Diffuse interstellar bands (DIBs) are absorption features seen in the spectra of astronomical objects in our galaxy. They are caused by the absorption of light by the interstellar medium. About 100 bands are seen, in ultraviolet, visible and infrared wavelengths.
Much astronomical work relies on the study of spectra - the light from astronomical objects dispersed using a prism or, more usually, a diffraction grating. A typical stellar spectrum will consist of a continuum, containing absorption lines, each of which is attributed to a particular atomic energy level transition in the atmosphere of the star.
All astronomical objects are affected by extinction, the absorption of photons by the interstellar medium. Interstellar absorption predominantly affects the whole spectrum in a continuous way, rather than causing absorption lines, but in 1922 astronomer Mary Lea Heger first observed a number of line-like absorption features which seemed to be interstellar in origin.
Their interstellar nature was shown by the fact that the strength of the observed absorption was roughly proportional to the extinction, and that in objects with widely differing radial velocities the absorption bands were not affected by Doppler shifting, implying that the absorption was not occurring in or around the object concerned. The name Diffuse Interstellar Band, or DIB for short, was coined to reflect the fact that the absorption features are much broader than the normal absorption lines seen in stellar spectra.
The first DIBs observed were those at wavelengths 578.0 and 579.7 nanometres. Other strong DIBs are seen at 628.4, 661.4 and 443.0 nm. The 443.0 nm DIB is particularly broad at about 1.2 nm across - typical intrinsic stellar absorption features are 0.1 nm or less across.
Later spectroscopic studies at higher spectral resolution and sensitivity revealed more and more DIBs; a catalogue of them in 1975 contained 25 known DIBs, and a decade later the number known had more than doubled. Today over 300 have been detected, but none - identified.
In recent years, very high resolution spectrographs on the world's most powerful telescopes have been used to observe and analyse DIBs. Spectral resolutions of 0.005 nm are now routine using instruments at observatories such as the European Southern Observatory at Cerro Paranal, Chile, and the Anglo-Australian Observatory in Australia, and at these high resolutions, many DIBs are found to contain considerable sub-structure.

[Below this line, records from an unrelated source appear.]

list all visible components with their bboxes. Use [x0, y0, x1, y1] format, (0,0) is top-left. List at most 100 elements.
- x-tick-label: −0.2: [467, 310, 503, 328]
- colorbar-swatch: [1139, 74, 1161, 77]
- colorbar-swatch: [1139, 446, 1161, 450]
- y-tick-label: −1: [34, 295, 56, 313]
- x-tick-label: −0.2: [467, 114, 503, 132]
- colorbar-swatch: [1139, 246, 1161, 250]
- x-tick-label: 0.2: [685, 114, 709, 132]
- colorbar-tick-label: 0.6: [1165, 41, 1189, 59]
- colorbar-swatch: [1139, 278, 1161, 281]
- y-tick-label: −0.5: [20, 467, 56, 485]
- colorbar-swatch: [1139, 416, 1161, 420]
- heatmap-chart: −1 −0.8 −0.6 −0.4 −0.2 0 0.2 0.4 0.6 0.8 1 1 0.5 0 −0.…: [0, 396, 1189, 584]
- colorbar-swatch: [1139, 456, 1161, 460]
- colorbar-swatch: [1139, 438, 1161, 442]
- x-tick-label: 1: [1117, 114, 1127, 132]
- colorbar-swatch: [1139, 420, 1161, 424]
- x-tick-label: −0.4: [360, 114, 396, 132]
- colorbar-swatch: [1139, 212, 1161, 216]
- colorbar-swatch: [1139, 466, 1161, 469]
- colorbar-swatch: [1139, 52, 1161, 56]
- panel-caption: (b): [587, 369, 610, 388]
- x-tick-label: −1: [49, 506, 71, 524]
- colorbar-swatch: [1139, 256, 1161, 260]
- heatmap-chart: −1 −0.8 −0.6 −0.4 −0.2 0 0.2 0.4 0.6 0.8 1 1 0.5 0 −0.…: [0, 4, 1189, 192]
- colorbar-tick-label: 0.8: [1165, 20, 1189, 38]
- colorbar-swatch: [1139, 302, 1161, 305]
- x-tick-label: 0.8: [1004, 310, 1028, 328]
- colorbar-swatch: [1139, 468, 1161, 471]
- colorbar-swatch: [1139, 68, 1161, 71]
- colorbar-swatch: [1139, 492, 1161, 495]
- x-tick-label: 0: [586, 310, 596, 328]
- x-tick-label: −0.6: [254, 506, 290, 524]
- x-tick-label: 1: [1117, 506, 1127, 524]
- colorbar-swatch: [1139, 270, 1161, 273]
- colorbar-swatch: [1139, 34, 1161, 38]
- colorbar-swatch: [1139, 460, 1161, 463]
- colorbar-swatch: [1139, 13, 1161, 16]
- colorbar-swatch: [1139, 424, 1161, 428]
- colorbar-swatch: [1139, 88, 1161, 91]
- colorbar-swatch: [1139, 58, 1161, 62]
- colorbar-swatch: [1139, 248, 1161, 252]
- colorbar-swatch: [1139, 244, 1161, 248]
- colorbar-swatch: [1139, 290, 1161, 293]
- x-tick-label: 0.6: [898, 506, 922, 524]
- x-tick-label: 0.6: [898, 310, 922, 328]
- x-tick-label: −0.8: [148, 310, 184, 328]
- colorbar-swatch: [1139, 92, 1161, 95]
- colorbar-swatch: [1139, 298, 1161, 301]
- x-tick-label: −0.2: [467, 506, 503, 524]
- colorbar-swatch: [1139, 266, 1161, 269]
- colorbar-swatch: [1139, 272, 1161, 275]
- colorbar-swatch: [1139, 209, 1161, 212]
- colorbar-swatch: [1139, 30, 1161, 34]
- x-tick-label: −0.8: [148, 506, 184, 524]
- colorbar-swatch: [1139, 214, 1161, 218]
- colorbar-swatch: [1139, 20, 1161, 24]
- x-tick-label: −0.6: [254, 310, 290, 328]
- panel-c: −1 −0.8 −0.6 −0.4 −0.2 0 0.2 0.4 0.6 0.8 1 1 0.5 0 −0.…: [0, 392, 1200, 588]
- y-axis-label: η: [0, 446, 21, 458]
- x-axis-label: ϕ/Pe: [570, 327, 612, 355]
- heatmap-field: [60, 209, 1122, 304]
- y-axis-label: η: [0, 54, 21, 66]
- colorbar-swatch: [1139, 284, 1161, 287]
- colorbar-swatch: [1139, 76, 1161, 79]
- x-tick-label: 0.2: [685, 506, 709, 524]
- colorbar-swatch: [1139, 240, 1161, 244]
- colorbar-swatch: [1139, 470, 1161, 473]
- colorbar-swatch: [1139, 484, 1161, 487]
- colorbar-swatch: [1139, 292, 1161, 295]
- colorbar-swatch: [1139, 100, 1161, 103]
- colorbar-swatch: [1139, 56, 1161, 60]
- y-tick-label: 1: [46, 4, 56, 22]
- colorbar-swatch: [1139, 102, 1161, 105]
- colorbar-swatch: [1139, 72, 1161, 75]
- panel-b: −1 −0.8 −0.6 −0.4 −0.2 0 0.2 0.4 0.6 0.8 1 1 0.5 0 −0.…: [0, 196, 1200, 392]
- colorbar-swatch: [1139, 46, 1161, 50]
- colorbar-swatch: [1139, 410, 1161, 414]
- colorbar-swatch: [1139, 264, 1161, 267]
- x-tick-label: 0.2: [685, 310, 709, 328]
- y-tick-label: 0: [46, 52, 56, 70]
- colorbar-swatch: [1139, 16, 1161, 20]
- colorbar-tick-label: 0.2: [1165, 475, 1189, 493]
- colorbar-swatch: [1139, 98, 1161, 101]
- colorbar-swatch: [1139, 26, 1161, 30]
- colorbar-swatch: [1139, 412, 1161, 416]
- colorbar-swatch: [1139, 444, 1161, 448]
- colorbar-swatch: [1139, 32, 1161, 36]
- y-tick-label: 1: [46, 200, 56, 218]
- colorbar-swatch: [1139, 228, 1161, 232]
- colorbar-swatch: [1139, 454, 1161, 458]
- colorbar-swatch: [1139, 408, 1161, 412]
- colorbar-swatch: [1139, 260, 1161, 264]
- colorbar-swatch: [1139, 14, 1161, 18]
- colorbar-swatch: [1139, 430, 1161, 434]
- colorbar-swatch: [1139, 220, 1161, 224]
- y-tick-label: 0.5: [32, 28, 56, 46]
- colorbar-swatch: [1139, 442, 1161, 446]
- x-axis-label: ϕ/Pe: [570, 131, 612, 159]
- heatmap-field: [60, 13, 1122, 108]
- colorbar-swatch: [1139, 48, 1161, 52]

The great problem with DIBs, apparent from the earliest observations, was that their central wavelengths did not correspond with any known spectral lines of any ion or molecule, and so the material which was responsible for the absorption could not be identified. A large number of theories were advanced as the number of known DIBs grew, and determining the nature of the absorbing material (the 'carrier') became a crucial problem in astrophysics.
One important observational result is that the strengths of most DIBs are not correlated with each other. This means that there must be many carriers, rather than one carrier responsible for all DIBs. Also significant is that the strength of DIBs is broadly correlated with the extinction. Extinction is caused by dust in the interstellar medium, and so DIBs are likely to be also due to dust or something related to it.
The existence of sub-structure in DIBs supports the idea that they are caused by molecules. In a molecule containing, say, three carbon atoms, some of the carbon will be in the form of the carbon-13 isotope, so that while most molecules will contain three carbon-12 atoms, some will contain two C12 atoms and one C13 atom, much less will contain one C12 and two C13s, and a very small fraction will contain three C13 molecules. Each of these forms of the molecule will create an absorption line at a slightly different rest wavelength.
The most likely candidate molecules for producing DIBs are thought to be large carbon-bearing molecules, which are common in the interstellar medium. Polycyclic aromatic hydrocarbons, long carbon-chain molecules, and fullerenes are all potentially important. However, fully identifying the molecules responsible for each DIB is still very much a work in progress.